For $x$ close to $0$, $1-2x$ is positive. So $(1-2x)^{1/x} = e^{\ln(1-2x)/x}.$ Since the exponential function is continuous, $\lim_{x\to 0} e^{\ln(1-2x)/x} = e^{\scriptstyle\left(\lim\limits_{x\to 0}\ln(1-2x)/x\right)}$ provided the latter limit exists. So this lets you change the original problem into the problem of determining whether $\lim_{x\to 0}\frac{\ln(1-2x)}{x}$ exists, and if so what the limit is.

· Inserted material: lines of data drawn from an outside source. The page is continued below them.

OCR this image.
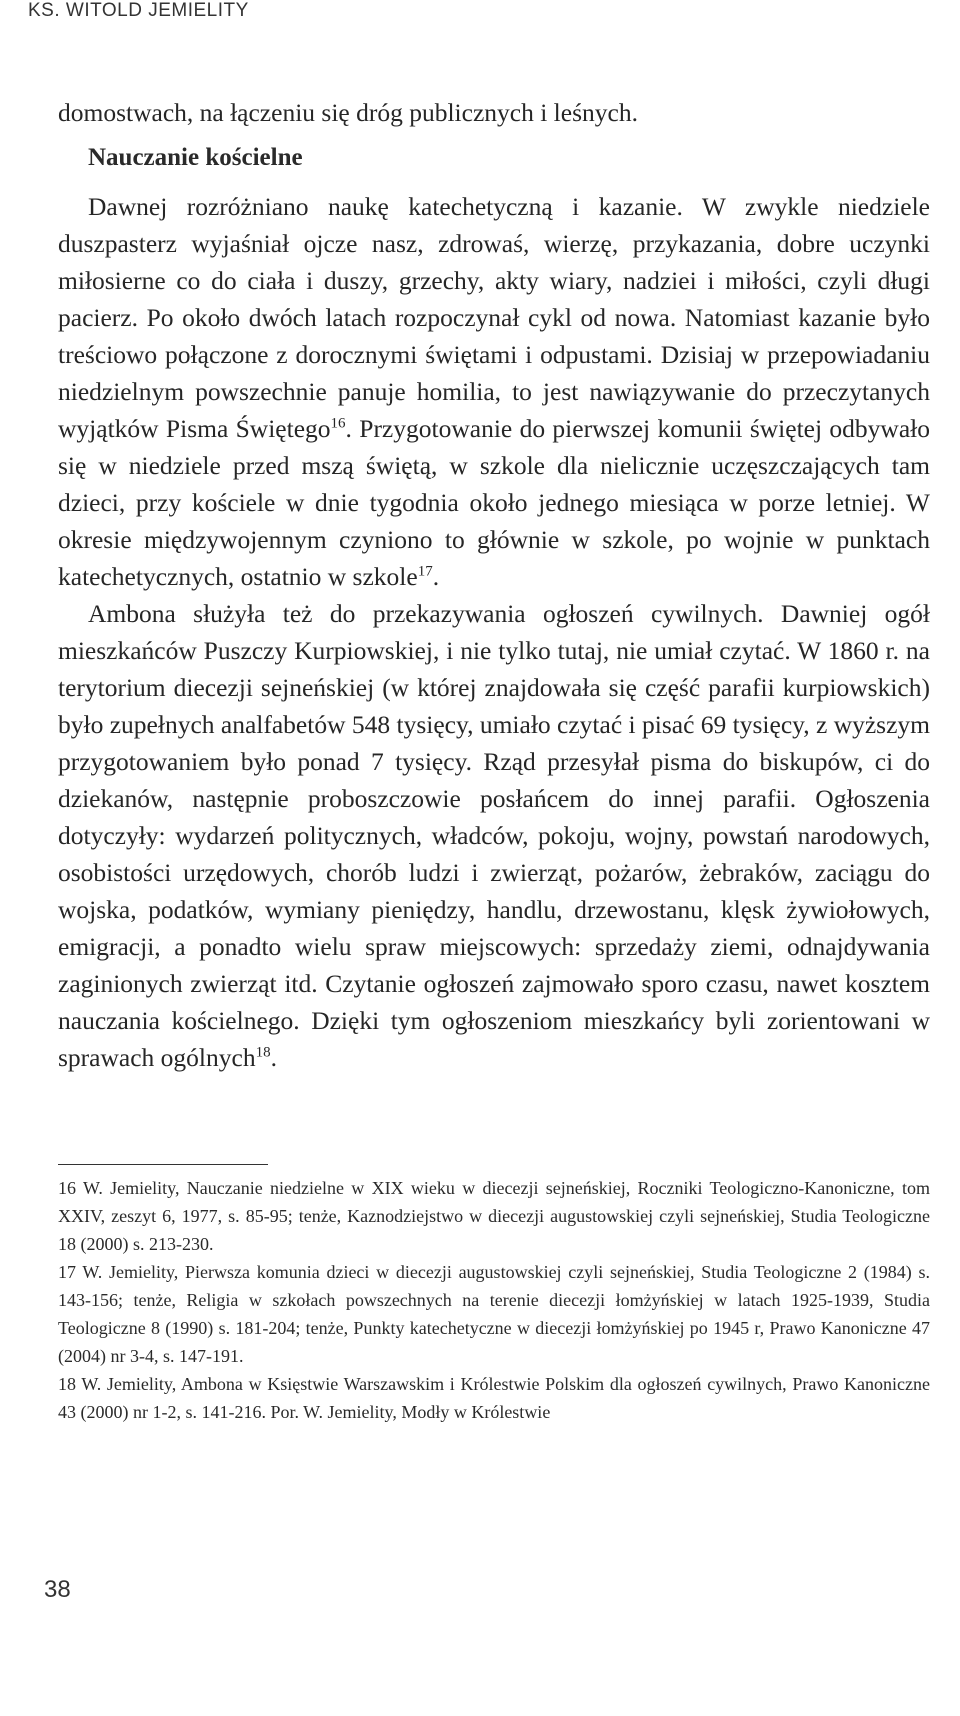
KS. WITOLD JEMIELITY

domostwach, na łączeniu się dróg publicznych i leśnych.

Nauczanie kościelne

Dawnej rozróżniano naukę katechetyczną i kazanie. W zwykle niedziele duszpasterz wyjaśniał ojcze nasz, zdrowaś, wierzę, przykazania, dobre uczynki miłosierne co do ciała i duszy, grzechy, akty wiary, nadziei i miłości, czyli długi pacierz. Po około dwóch latach rozpoczynał cykl od nowa. Natomiast kazanie było treściowo połączone z dorocznymi świętami i odpustami. Dzisiaj w przepowiadaniu niedzielnym powszechnie panuje homilia, to jest nawiązywanie do przeczytanych wyjątków Pisma Świętego$^{16}$. Przygotowanie do pierwszej komunii świętej odbywało się w niedziele przed mszą świętą, w szkole dla nielicznie uczęszczających tam dzieci, przy kościele w dnie tygodnia około jednego miesiąca w porze letniej. W okresie międzywojennym czyniono to głównie w szkole, po wojnie w punktach katechetycznych, ostatnio w szkole$^{17}$.

Ambona służyła też do przekazywania ogłoszeń cywilnych. Dawniej ogół mieszkańców Puszczy Kurpiowskiej, i nie tylko tutaj, nie umiał czytać. W 1860 r. na terytorium diecezji sejneńskiej (w której znajdowała się część parafii kurpiowskich) było zupełnych analfabetów 548 tysięcy, umiało czytać i pisać 69 tysięcy, z wyższym przygotowaniem było ponad 7 tysięcy. Rząd przesyłał pisma do biskupów, ci do dziekanów, następnie proboszczowie posłańcem do innej parafii. Ogłoszenia dotyczyły: wydarzeń politycznych, władców, pokoju, wojny, powstań narodowych, osobistości urzędowych, chorób ludzi i zwierząt, pożarów, żebraków, zaciągu do wojska, podatków, wymiany pieniędzy, handlu, drzewostanu, klęsk żywiołowych, emigracji, a ponadto wielu spraw miejscowych: sprzedaży ziemi, odnajdywania zaginionych zwierząt itd. Czytanie ogłoszeń zajmowało sporo czasu, nawet kosztem nauczania kościelnego. Dzięki tym ogłoszeniom mieszkańcy byli zorientowani w sprawach ogólnych$^{18}$.

16 W. Jemielity, Nauczanie niedzielne w XIX wieku w diecezji sejneńskiej, Roczniki Teologiczno-Kanoniczne, tom XXIV, zeszyt 6, 1977, s. 85-95; tenże, Kaznodziejstwo w diecezji augustowskiej czyli sejneńskiej, Studia Teologiczne 18 (2000) s. 213-230.

17 W. Jemielity, Pierwsza komunia dzieci w diecezji augustowskiej czyli sejneńskiej, Studia Teologiczne 2 (1984) s. 143-156; tenże, Religia w szkołach powszechnych na terenie diecezji łomżyńskiej w latach 1925-1939, Studia Teologiczne 8 (1990) s. 181-204; tenże, Punkty katechetyczne w diecezji łomżyńskiej po 1945 r, Prawo Kanoniczne 47 (2004) nr 3-4, s. 147-191.

18 W. Jemielity, Ambona w Księstwie Warszawskim i Królestwie Polskim dla ogłoszeń cywilnych, Prawo Kanoniczne 43 (2000) nr 1-2, s. 141-216. Por. W. Jemielity, Modły w Królestwie

38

(Alternatively, since $\ln$ is continuous, $\lim_{x\to 0}\ln\left((1-2x)^{1/x}\right) = \ln\left(\lim_{x\to 0}(1-2x)^{1/x}\right)$ so you can do the limit of the natural log instead).

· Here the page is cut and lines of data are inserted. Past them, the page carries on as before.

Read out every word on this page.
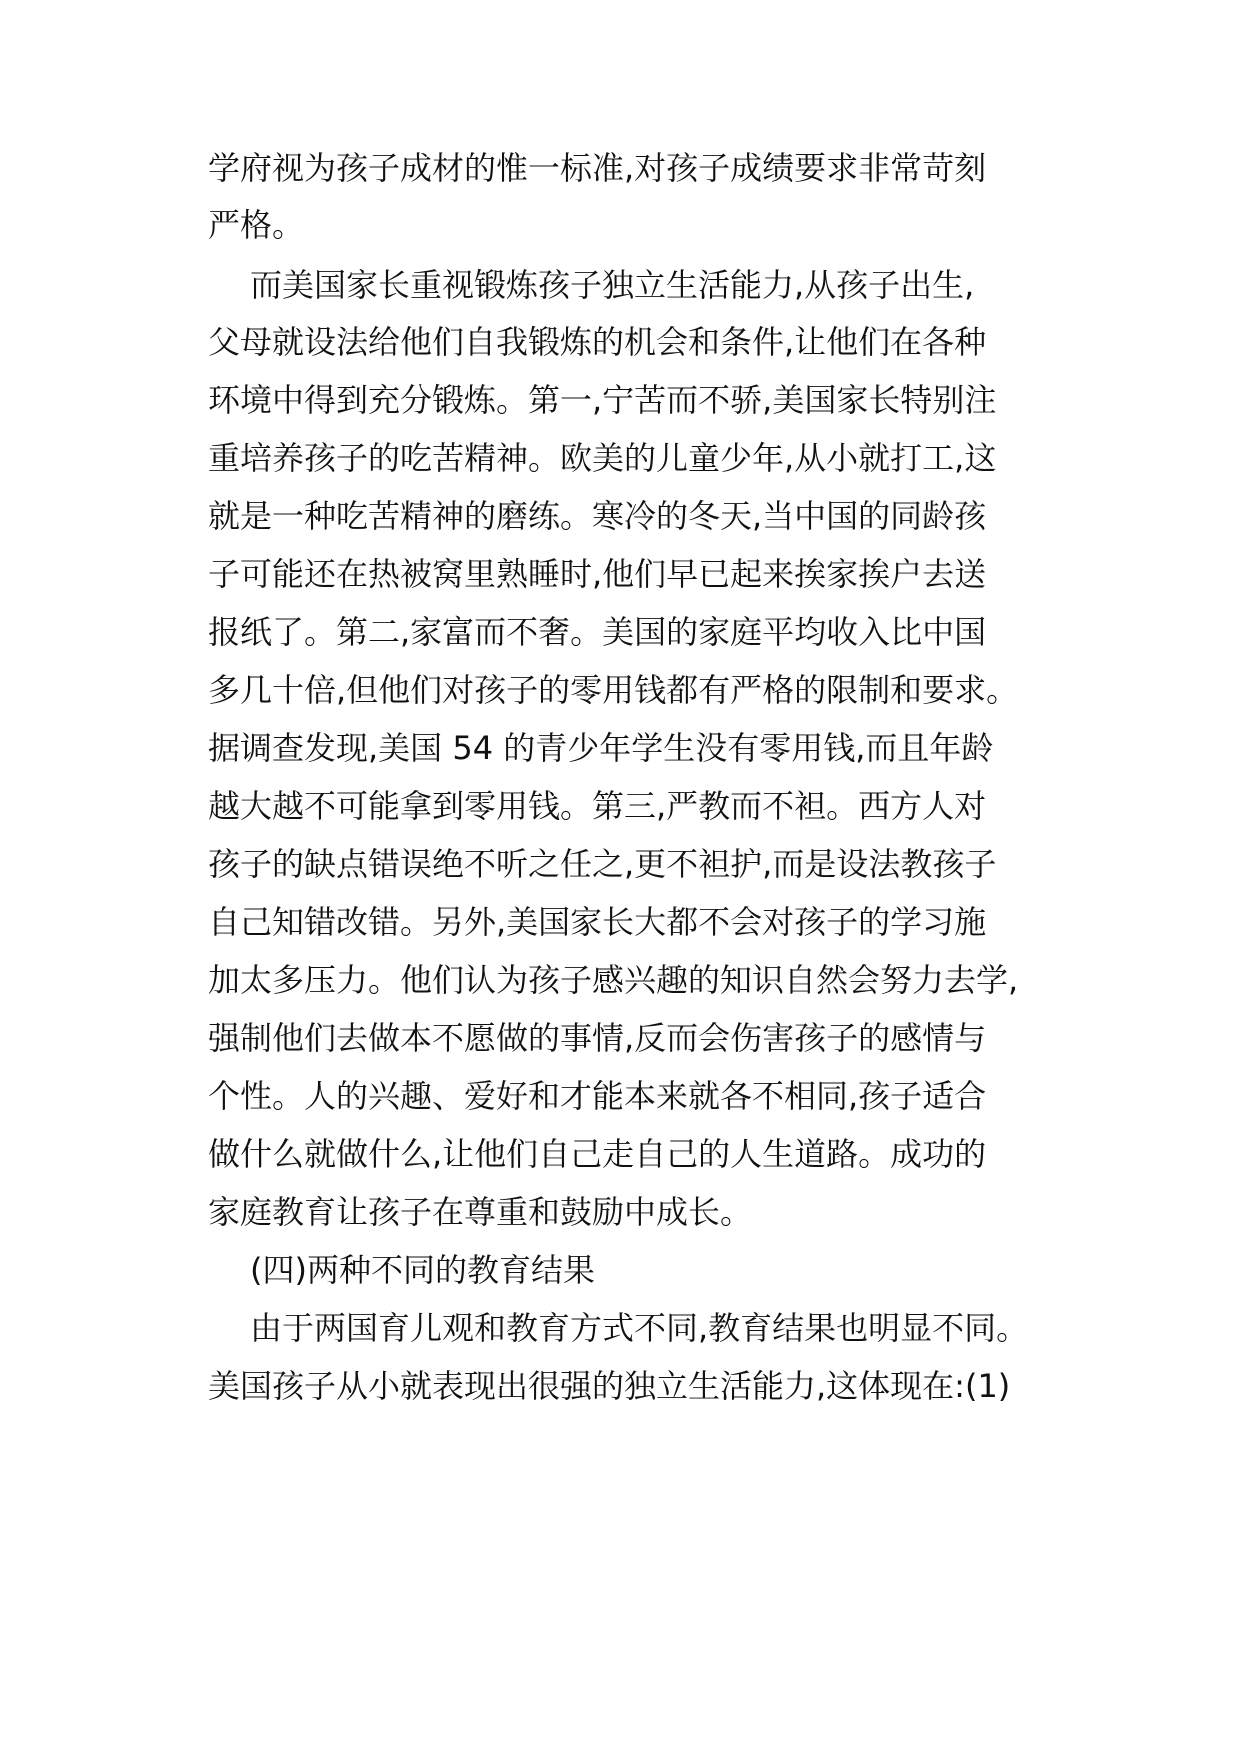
学府视为孩子成材的惟一标准,对孩子成绩要求非常苛刻
严格。
而美国家长重视锻炼孩子独立生活能力,从孩子出生,
父母就设法给他们自我锻炼的机会和条件,让他们在各种
环境中得到充分锻炼。第一,宁苦而不骄,美国家长特别注
重培养孩子的吃苦精神。欧美的儿童少年,从小就打工,这
就是一种吃苦精神的磨练。寒冷的冬天,当中国的同龄孩
子可能还在热被窝里熟睡时,他们早已起来挨家挨户去送
报纸了。第二,家富而不奢。美国的家庭平均收入比中国
多几十倍,但他们对孩子的零用钱都有严格的限制和要求。
据调查发现,美国 54 的青少年学生没有零用钱,而且年龄
越大越不可能拿到零用钱。第三,严教而不袒。西方人对
孩子的缺点错误绝不听之任之,更不袒护,而是设法教孩子
自己知错改错。另外,美国家长大都不会对孩子的学习施
加太多压力。他们认为孩子感兴趣的知识自然会努力去学,
强制他们去做本不愿做的事情,反而会伤害孩子的感情与
个性。人的兴趣、爱好和才能本来就各不相同,孩子适合
做什么就做什么,让他们自己走自己的人生道路。成功的
家庭教育让孩子在尊重和鼓励中成长。
(四)两种不同的教育结果
由于两国育儿观和教育方式不同,教育结果也明显不同。
美国孩子从小就表现出很强的独立生活能力,这体现在:(1)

Now, the limit $\lim_{x\to 0}\frac{\ln(1-2x)}{x}$ is an indeterminate of type $\frac{0}{0}$, so you can try using L'Hopital's rule. We get \begin{align*} \lim_{x\to 0}\frac{\ln(1-2x)}{x} &= \lim_{x\to 0}\frac{(\ln(1-2x))'}{x'} &\text{(L'Hopital's Rule)}\\ &= \lim_{x\to 0}\frac{\quad\frac{1}{1-2x}(1-2x)'\quad}{1}\\ &= \lim_{x\to 0}\frac{(1-2x)'}{1-2x} \\ &= \lim_{x\to 0}\frac{-2}{1-2x}\\ &= -2. \end{align*} Hence $\begin{align*} \lim_{x\to 0}(1-2x)^{1/x} &= \lim_{x\to 0} e^{\ln(1-2x)/x}\\ &= e^{\lim\limits_{x\to 0}\ln(1-2x)/x}\\ &= e^{-2}. \end{align*}$